During the debate, he said Korea can afford to issue more debt because the won is already close to becoming a key currency globally. Internationalized currency can push their debt to a higher percent of GDP because the debt is more widely held by investors and traders.
"The household debt ratio in Korea is the highest in the world, whereas the national debt ratio is one of the lowest," Lee said. "In other countries, it exceeds 110 percent, but ours is less than 50 percent."
"That's because the country did not take the burden imposed on the people and instead passed it onto individuals."
Lee argues that international institutions such as the International Monetary Fund (IMF) recommend a national debt-to-GDP ratio of 85 percent. In 2021, Korea was at about 47 percent.
"Because we are currently so low, we have enough room," Lee said.
Lee's opponents have argued that Korea is not a key currency country. They say that while the won is considered a safe asset, issuing more bonds could lead to higher sovereign credit risk.
Yoon Suk-yeol, from the main opposition People Power Party, argues that a 50 to 60-percent ratio for a country without an internationalized currency is a problem.
"When issuing too much government debt, the nation's credit score falls and the interest on external debt will rise," he said, noting that when Sweden's ratio broke 40 percent, government bond rates increased.
Yoon argues that the drop in the credit rating could lead to an exodus of foreign capital, which could bring about chaos not only in the financial market but spill over into the real economy.
Ahn Cheol-soo, another candidate, said during the debate that the argument by Lee that Korea's debt ratio should be allowed to exceed 100 percent of the GDP only applies to key-currency countries.
"There are many problems if a country that is not a key-currency country issues government bonds as there is not much demand," Ahn said.
The DP released a statement during the debate that Lee's comment was based on a report by the Federation of Korean Industries (FKI). The lobby group said that the comments were based on a flawed interpretation of the report.
The FKI said that the report was about Korea having the potential to be included in the International Monetary Fund's Special Drawing Rights (SDR) basket, which currently has five currencies: the dollar, the euro, the renminbi, the yen and the pound.
It added that even if the Korean won is included in the SDR basket, this does not mean it would lead to surge in demand for Korean bonds.
The won doesn't even rank in the top 20 for global payments.
According to the Society for Worldwide Interbank Financial Telecommunications, nearly 40 percent of global payments are in dollars and 37 are denominated in euro.
The pound is 6.4 percent, renminbi 3.2 percent and the yen 2.79 percent.
Even Canadian, Australian, Hong Kong and Singaporean currencies are used for more payments than the won, which is used for 0.2 percent of global payments.

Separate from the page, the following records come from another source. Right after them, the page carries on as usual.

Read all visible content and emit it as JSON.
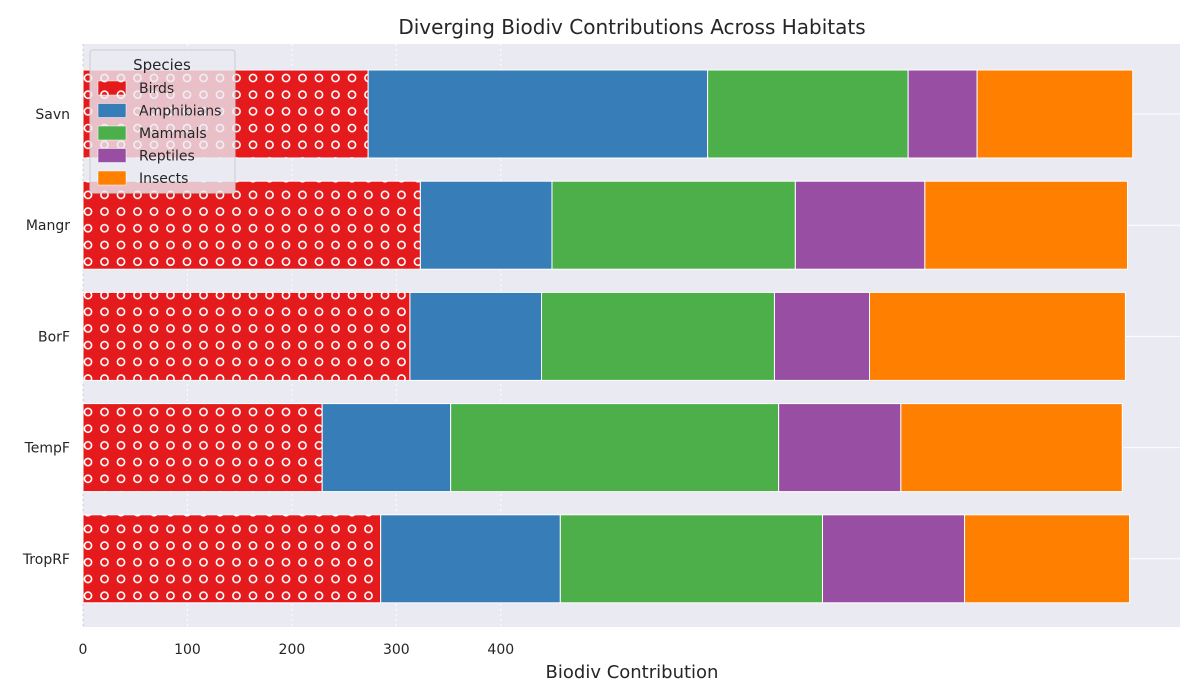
{
  "chart_data": {
    "type": "bar",
    "orientation": "horizontal",
    "stacked": true,
    "title": "Diverging Biodiv Contributions Across Habitats",
    "xlabel": "Biodiv Contribution",
    "ylabel": "",
    "categories": [
      "TropRF",
      "TempF",
      "BorF",
      "Mangr",
      "Savn"
    ],
    "series": [
      {
        "name": "Birds",
        "color": "#e41a1c",
        "hatch": "circles",
        "values": [
          285,
          229,
          313,
          323,
          273
        ]
      },
      {
        "name": "Amphibians",
        "color": "#377eb8",
        "values": [
          172,
          123,
          126,
          126,
          325
        ]
      },
      {
        "name": "Mammals",
        "color": "#4daf4a",
        "values": [
          251,
          314,
          223,
          233,
          192
        ]
      },
      {
        "name": "Reptiles",
        "color": "#984ea3",
        "values": [
          136,
          117,
          91,
          124,
          66
        ]
      },
      {
        "name": "Insects",
        "color": "#ff7f00",
        "values": [
          158,
          212,
          245,
          194,
          149
        ]
      }
    ],
    "xticks": [
      "0",
      "100",
      "200",
      "300",
      "400"
    ],
    "xtick_values": [
      0,
      100,
      200,
      300,
      400
    ],
    "xlim": [
      0,
      1055
    ],
    "legend": {
      "title": "Species",
      "placement": "top-left"
    },
    "grid": true,
    "background": "#eaeaf2"
  }
}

Chae Yi-bae, the joint head of the DP's fair market committee, argues that Lee's comment on the key currency was used to explain how Korea's economy is relatively strong and the country fiscally sound.
"It shows that they didn't know what a key currency is," he said of the critics.
Due to in part to aggressive spending under the Moon Jae-in government, the national debt is expected to break 1,000 trillion won and 50 percent of GDP for the first time by the end of this year. Last year it was 47.3 percent.
In November, the IMF estimated that the national debt ratio will reach 66.78 percent by the end of 2026. It projected that Korea's national debt ratio will grow at the fastest pace among 35 countries categorized as advanced economies.